The Southern fox squirrel (Sciurus niger niger) is a subspecies of the fox squirrel. They are native to the eastern United States and currently reside in North Carolina, South Carolina, and Georgia. They can also be found in parts of southern Virginia, southeastern Alabama, and the panhandle of Florida. Their life expectancy in the wild is between 6–7 years, but individuals have been known to live up to 20 in captivity. Southern fox squirrels are a diurnal species.

Sherman's fox squirrel (Sciurus niger shermani) is very similar to the southern fox squirrel to the point that there is still debate in the scientific community as to whether they are the same species.

== Anatomy and morphology ==
The southern fox squirrel can vary in length from 20–26 in and they can weigh from 1.5–2.6 lb. They are about double the size of the much more common eastern gray squirrel. The males and females are not sexually dimorphic and can be difficult to distinguish in the wild.

Southern fox squirrels have a wide variety of color morphs and have been considered to have the widest variety of coloring among the tree squirrels. Their most prominent feature is their white ears and white nose band. The different color morphs can include colors like gray, brown, or black. They are also known to have a black "mask-like" coloring on their faces. The majority of southern fox squirrels are identifiable by their black coloration; one theory is that this feature is thought to have emerged due to the abundance of ash from fires in their native longleaf pine habitat. It is thought they exhibit this ability as a result of crypsis. Another theory is that they evolved this black coloration for thermal advantages.

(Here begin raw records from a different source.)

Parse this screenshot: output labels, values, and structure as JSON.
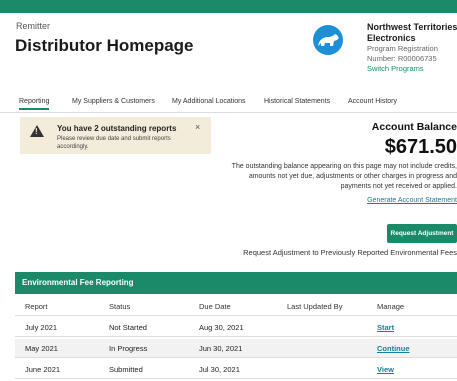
{
  "header": {
    "remitter_label": "Remitter",
    "title": "Distributor Homepage",
    "company_name": "Northwest Territories Electronics",
    "program_registration": "Program Registration",
    "registration_number": "Number: R00006735",
    "switch_programs": "Switch Programs",
    "logo_icon": "polar-bear-logo",
    "brand_color": "#1a8a68"
  },
  "tabs": [
    {
      "label": "Reporting",
      "active": true
    },
    {
      "label": "My Suppliers & Customers"
    },
    {
      "label": "My Additional Locations"
    },
    {
      "label": "Historical Statements"
    },
    {
      "label": "Account History"
    }
  ],
  "alert": {
    "icon": "warning-icon",
    "heading": "You have 2 outstanding reports",
    "body": "Please review due date and submit reports accordingly.",
    "close": "×"
  },
  "account": {
    "label": "Account Balance",
    "amount": "$671.50",
    "description": "The outstanding balance appearing on this page may not include credits, amounts not yet due, adjustments or other charges in progress and payments not yet received or applied.",
    "statement_link": "Generate Account Statement",
    "request_button": "Request Adjustment",
    "request_text": "Request Adjustment to Previously Reported Environmental Fees"
  },
  "reporting": {
    "title": "Environmental Fee Reporting",
    "columns": [
      "Report",
      "Status",
      "Due Date",
      "Last Updated By",
      "Manage"
    ],
    "rows": [
      {
        "report": "July 2021",
        "status": "Not Started",
        "due": "Aug 30, 2021",
        "updated_by": "",
        "manage": "Start"
      },
      {
        "report": "May 2021",
        "status": "In Progress",
        "due": "Jun 30, 2021",
        "updated_by": "",
        "manage": "Continue"
      },
      {
        "report": "June 2021",
        "status": "Submitted",
        "due": "Jul 30, 2021",
        "updated_by": "",
        "manage": "View"
      }
    ]
  }
}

== Distribution and habitat ==
Southern fox squirrels prefer to live in longleaf pine savannas, but also live in pine or mixed pine forests. These forests are woodland habitats with open understories and sparse vegetation. Southern fox squirrels have two types of nests, leaf nests and den nests. Den nests are remodeled cavities in trees that they use as nurseries in winter seasons. If den nests are not available, southern fox squirrels will build waterproof leaf nests from twigs, leaves, moss, and grasses. These nests can sometimes be found in or around parks and golf courses.
== Behavior ==

=== Breeding ===
Southern fox squirrels tend to have around 2 litters per year with 1–6 kits per litter. There are two peaks in breeding each year, late winter and late summer. They tend to breed more often in winter seasons than summer seasons.

=== Diet ===
Southern fox squirrels are omnivores and are considered opportunistic feeders. The southern fox squirrel's diet consists of insects, bird eggs, birds, roots, fruits, seeds, nuts, fungi, and woody plants.

== Taxonomy ==
Despite the visual differences between the southern fox squirrel, Bachman's fox squirrel (Sciurus niger bachmani) and Sherman's fox squirrel (Sciurus niger shermani), research shows that these three subspecies might not be genetically distinct enough to be considered separate subspecies. Some scientists also suggest that, because of the similar genetics, fox squirrels north of the Florida Caloosahatchee river should all be grouped into southern fox squirrel (Sciurus niger niger). The Latin name is formed from the Greek word sciurus meaning "shade tail" and the Latin word niger meaning "black".

== Conservation status ==
The southern fox squirrel is not considered an endangered species and is currently labeled as a secure subspecies by NatureServe. However, their preferred habitat, the longleaf pine savannas, have been decreasing. In addition, southern fox squirrels thrive in areas that have frequent prescribed burns. With the rise of habitat fragmentation, species conflict, and wildfire suppression in their preferred habitat, southern fox squirrel populations have been on a decline.

Southern fox squirrels also compete with other species such as the eastern gray squirrel. The eastern gray squirrel limits the range of the southern fox squirrel, because fox squirrels are unlikely to remain in an area where eastern gray squirrels are also present.